Het autorisatieloket is een binnen de politieorganisatie ingerichte afdeling en toetst bij autorisatieverzoeken of het vierogenprincipe van toepassing is en of dit correct is gevolgd. De autorisatie kan pas aan de betreffende medewerker worden toegekend nadat het autorisatieloket de aanvraag heeft getoetst. Het autorisatieloket is niet verantwoordelijk voor het verkrijgen van de tweede handtekening. Deze ligt bij de aanvragende medewerker en/of leidinggevende.

Procedure bij meldingen integriteitsproblematiek

Politiemedewerkers moeten zich binnen en buiten diensttijd gedragen als een goed ambtenaar. De afdelingen Veiligheid, Integriteit en Klachten (VIK) bij de politie-eenheden onderzoeken signalen van zowel burgers, collega’s als leidinggevenden over mogelijke normschendingen onafhankelijk en zorgvuldig en waar nodig wordt disciplinair opgetreden. Bij vaststelling van vermoedelijk strafbare feiten volgt een strafrechtelijk onderzoek.

De professionaliteit en bewustwording van medewerkers wordt bevorderd door middel van training en voorlichting op diverse momenten. Er wordt gestimuleerd dat medewerkers dilemma’s en wegingen met de leidinggevende bespreken en leidinggevenden het gesprek aangaan over integriteit, gedrag en dilemma’s.

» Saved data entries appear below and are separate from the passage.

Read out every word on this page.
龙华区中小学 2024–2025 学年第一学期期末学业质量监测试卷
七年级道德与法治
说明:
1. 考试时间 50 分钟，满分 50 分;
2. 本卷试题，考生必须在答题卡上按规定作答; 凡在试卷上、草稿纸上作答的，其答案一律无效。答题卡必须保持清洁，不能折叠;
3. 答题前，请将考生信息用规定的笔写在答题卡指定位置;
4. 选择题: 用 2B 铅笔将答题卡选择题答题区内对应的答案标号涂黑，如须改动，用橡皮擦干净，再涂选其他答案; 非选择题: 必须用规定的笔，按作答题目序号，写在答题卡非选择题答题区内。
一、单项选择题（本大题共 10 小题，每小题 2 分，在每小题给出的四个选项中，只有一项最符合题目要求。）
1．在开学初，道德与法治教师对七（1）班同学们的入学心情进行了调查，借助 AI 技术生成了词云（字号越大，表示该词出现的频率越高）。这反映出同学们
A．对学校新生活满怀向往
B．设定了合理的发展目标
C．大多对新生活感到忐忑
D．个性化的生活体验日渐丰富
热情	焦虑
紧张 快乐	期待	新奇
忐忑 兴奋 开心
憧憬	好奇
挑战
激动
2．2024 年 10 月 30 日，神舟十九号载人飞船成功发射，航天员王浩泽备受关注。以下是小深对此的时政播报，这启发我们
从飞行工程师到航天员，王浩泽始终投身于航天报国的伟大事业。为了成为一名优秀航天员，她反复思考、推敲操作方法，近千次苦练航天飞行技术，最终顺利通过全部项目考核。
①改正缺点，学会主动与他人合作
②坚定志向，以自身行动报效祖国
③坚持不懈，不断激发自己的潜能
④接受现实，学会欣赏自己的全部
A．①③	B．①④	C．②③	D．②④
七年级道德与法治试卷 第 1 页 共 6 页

Ik heb u hierover reeds geïnformeerd in mijn brief van 30 oktober 2015.

Daarnaast wordt invulling gegeven aan het Besluit melden vermoeden van misstand bij Rijk en Politie. Hiervoor is bij de politie een Landelijk Meldpunt Misstanden ingericht. Bij dit meldpunt kunnen medewerkers terecht voor het melden van misstanden of voor advies. De vertrouwenspersoon integriteit levert in diens rol een bijdrage aan een cultuur waarin vermoedens veilig kunnen worden gemeld, zonder angst voor negatieve gevolgen.

Overige maatregelen

Momenteel wordt door de politie een escalatiemodel ontwikkeld dat voor de zomer van 2016 zal worden opgeleverd. In dit model zullen de taken, verantwoordelijkheden en bevoegdheden van de relevante partijen in de begeleiding van een politiestudent geëxpliciteerd worden (zoals de leidinggevende, trajectbegeleider en de afdeling Operationele Begeleiding en Training). De werkwijze die gevolgd wordt om het functioneren van de student te monitoren zal hierin verder verwerkt worden. Daarnaast zal een procedure worden uitgewerkt in geval van een vermoeden van plichtsverzuim bij een student. Deze beschrijvingen worden gebaseerd op geldende protocollen en werkprocesbeschrijvingen. Ik zal de Kamer voor het zomerreces 2016 hier nader over informeren.

Voor het zomerreces zal ik de Kamer ook schriftelijk informeren over de door de korpschef uitgevoerde steekproef naar toegekende autorisaties, het wetsvoorstel screening en de uitkomsten van het onderzoek van de Inspectie van Veiligheid en Justitie.

De Minister van Veiligheid en Justitie, G.A. van der Steur


X Noot
1

Zie hiervoor de jaarverslagen van de AIVD van 2010 tot en met 2014 (www.rijksoverheid.nl).